Habeck hat von Anfang an alles versucht, seine ideologiebehaftete Abneigung gegen AKWs auf Teufel komm raus durchzusetzen. Selbst seine eigenen Fachleute hat er ignoriert und die zwei angeblichen russlandaffinen Mitarbeiter, die er aussortiert hat, waren sicher auch Kritiker, die man los haben wollte. Natürlich will er, solange es geht verhindern, dass die ohnehin schon erdrückender Indizien mit eigenen Schriftverkehr beweiskräftig untermauert werden können. Ich hoffe sehr, dass das VG Berlin die Herausgabe bzw. Offenlegung verfügt. Fraglich wird nur sein, ob dann alles noch vorhanden sein wird. Deutsche Politiker sind mit Handys und Emails oft überfordert. Da wird schon mal gerne gelöscht oder manipuliert. Vielleicht steht schon ein "böser" Mitarbeiter als Bauernopfer parat, wenn die Sache richtig auffliegt. Nur habe ich die Befürchtung, bei einem unter Verdacht stehenden Kanzler, auch bei Habeck keine Konsequenzen folgen. Scheinbar ist nur für ein Amt geeignet, wer lügen kann.
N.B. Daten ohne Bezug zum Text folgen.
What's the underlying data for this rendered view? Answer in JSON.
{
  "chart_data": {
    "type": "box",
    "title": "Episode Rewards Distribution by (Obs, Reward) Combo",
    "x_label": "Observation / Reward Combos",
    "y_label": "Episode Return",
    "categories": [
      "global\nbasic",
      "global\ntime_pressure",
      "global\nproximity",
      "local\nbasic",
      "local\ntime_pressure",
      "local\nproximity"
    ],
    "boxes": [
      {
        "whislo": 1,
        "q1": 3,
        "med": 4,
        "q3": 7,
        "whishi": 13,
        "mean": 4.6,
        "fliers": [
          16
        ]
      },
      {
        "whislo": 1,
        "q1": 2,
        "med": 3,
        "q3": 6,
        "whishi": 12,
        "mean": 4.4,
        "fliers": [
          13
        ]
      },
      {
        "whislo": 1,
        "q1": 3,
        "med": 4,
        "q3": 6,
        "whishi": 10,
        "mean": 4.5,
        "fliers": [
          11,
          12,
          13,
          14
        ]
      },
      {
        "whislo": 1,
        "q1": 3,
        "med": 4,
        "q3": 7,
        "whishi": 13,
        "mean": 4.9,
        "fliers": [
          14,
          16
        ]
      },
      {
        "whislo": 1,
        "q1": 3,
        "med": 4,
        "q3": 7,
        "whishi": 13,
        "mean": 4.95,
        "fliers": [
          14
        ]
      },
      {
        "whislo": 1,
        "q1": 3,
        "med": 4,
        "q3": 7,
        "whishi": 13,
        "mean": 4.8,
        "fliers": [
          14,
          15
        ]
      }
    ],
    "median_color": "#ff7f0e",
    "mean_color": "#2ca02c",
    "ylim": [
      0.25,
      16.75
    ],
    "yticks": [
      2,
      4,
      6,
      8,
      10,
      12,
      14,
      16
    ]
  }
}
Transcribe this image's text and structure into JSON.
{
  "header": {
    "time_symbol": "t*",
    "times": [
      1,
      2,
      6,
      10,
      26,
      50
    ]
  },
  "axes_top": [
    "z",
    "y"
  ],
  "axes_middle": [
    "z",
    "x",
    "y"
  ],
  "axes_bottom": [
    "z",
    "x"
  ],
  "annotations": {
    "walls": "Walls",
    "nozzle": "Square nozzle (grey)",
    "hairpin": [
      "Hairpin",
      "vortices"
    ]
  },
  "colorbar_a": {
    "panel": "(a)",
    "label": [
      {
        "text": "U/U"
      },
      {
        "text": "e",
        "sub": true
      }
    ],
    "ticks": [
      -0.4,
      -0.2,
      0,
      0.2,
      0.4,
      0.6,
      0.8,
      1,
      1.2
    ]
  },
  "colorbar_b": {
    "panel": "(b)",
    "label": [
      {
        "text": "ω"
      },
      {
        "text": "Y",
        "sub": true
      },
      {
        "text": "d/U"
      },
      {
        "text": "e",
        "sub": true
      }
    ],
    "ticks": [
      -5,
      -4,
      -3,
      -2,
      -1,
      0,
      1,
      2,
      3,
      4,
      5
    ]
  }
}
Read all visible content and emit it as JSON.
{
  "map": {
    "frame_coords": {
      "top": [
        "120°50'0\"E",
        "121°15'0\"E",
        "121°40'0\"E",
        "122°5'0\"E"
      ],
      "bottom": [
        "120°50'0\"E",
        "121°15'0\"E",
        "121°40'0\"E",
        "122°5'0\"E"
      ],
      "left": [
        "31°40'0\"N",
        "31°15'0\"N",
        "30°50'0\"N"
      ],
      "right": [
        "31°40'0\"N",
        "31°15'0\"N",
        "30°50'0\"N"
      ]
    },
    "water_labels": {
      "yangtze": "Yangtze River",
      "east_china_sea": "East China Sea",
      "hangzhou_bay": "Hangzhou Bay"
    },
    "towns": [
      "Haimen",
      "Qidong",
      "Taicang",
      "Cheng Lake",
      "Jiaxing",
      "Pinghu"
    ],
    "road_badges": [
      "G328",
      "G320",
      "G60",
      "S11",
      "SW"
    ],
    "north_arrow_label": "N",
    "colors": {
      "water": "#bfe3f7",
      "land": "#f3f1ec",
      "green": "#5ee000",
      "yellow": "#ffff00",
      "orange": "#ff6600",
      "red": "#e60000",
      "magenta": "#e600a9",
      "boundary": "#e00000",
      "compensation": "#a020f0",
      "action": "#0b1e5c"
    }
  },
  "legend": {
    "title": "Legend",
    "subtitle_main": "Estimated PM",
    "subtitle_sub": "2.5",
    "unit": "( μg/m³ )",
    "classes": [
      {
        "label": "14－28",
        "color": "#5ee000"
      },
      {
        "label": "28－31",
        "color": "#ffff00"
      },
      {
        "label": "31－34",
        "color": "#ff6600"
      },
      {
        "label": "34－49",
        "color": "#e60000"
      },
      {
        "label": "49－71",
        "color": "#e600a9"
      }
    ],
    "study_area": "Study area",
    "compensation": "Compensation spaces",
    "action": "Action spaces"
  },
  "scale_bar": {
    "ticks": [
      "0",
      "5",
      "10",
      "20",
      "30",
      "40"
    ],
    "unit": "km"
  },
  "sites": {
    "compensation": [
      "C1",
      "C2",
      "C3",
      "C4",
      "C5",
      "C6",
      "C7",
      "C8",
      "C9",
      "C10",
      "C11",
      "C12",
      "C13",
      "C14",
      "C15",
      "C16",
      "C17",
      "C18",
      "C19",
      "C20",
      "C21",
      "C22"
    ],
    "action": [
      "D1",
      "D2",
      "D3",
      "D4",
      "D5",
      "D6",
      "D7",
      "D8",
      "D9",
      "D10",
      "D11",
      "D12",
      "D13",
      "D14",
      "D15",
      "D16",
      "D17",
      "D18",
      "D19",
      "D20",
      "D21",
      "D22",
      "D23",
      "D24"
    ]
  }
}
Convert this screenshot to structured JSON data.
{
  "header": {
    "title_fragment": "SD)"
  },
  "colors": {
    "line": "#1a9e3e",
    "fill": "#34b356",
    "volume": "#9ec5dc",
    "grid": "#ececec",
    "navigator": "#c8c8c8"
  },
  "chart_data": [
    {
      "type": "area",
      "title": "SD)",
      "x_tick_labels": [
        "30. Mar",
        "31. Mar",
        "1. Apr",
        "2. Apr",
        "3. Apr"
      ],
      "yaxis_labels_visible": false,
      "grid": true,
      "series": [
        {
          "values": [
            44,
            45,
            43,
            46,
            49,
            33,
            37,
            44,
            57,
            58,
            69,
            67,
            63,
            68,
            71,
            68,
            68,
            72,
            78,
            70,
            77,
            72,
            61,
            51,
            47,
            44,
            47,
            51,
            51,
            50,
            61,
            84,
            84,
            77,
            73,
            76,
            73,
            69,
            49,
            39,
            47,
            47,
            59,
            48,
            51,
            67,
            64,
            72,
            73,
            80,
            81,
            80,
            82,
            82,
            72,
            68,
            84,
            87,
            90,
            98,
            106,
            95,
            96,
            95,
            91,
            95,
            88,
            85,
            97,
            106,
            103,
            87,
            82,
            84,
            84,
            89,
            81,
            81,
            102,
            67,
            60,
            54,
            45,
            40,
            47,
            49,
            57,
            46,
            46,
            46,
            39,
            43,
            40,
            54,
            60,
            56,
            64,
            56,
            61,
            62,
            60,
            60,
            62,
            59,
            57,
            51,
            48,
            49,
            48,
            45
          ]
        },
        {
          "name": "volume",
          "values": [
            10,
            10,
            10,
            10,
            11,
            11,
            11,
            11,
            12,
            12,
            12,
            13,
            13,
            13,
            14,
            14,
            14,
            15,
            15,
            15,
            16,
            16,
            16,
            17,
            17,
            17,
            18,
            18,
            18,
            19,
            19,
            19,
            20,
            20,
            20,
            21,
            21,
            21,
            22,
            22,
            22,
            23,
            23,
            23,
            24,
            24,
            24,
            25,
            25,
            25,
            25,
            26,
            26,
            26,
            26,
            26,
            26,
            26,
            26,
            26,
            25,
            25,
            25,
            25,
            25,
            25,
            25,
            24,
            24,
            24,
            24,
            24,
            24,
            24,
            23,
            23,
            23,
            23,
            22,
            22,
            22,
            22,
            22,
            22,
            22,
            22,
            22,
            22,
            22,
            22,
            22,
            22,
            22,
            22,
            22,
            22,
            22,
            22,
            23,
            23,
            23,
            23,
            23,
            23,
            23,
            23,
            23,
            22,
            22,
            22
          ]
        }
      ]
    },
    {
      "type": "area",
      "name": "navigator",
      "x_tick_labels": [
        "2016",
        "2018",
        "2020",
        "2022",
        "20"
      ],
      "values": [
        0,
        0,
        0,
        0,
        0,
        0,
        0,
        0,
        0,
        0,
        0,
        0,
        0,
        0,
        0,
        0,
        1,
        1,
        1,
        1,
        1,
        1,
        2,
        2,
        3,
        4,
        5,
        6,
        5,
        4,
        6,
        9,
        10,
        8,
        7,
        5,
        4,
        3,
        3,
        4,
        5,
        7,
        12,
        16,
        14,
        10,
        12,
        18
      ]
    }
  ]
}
Stefan Jarzombek | Mi., 9. November 2022 - 15:25

Robert Habeck schadet mit seinem Verhalten sich selbst und seiner Partei. Wer jetzt noch meint die Grünen wären angetreten um unser Land zu beschützen und vor Unheil zu bewahren, befindet sich leider auf einem Holzweg der hinter ihm anfängt zu brennen. In der Grünen Ampelpartei geht es schon lange nicht mehr darum Neues zum Vorteil der Bevölkerung zu schaffen, sondern die Bevölkerung permanent an der Nase herum zu führen. In Polen, Rumänien und andernorts bauen in Europa diese EU Mitgliedsstaaten mit Hilfe der Amerikaner momentan neue Atomkraftwerke und kümmern sich einen feuchten Kehricht darum, was in Deutschland ein Robert Habeck mit seiner grünen Partei so staatspolitisch ausbaldowert. Soviel mal dazu.

Brigitte Miller | Do., 10. November 2022 - 09:59

wächst das Rettende auch" zitiert Herr Habeck im Interview. Und:

"Klar kann man scheitern, wenn man sich Grosses vornimmt, kann man scheitern, aber die Alternative wäre ja, sich nichts mehr vorzunehmen aus Angst , zu scheitern. Wer wollte in so einem Land leben und wer wollte eine solche Bundesregierung, ich hätte keine Bock, in so einer Regierung Minister zu sein, deshalb lieber volles Risiko, vielleicht gelingts ja auch."
Das so ein Hasardeur ( Julian Reichelt) schalten und walten kann, ist stossend.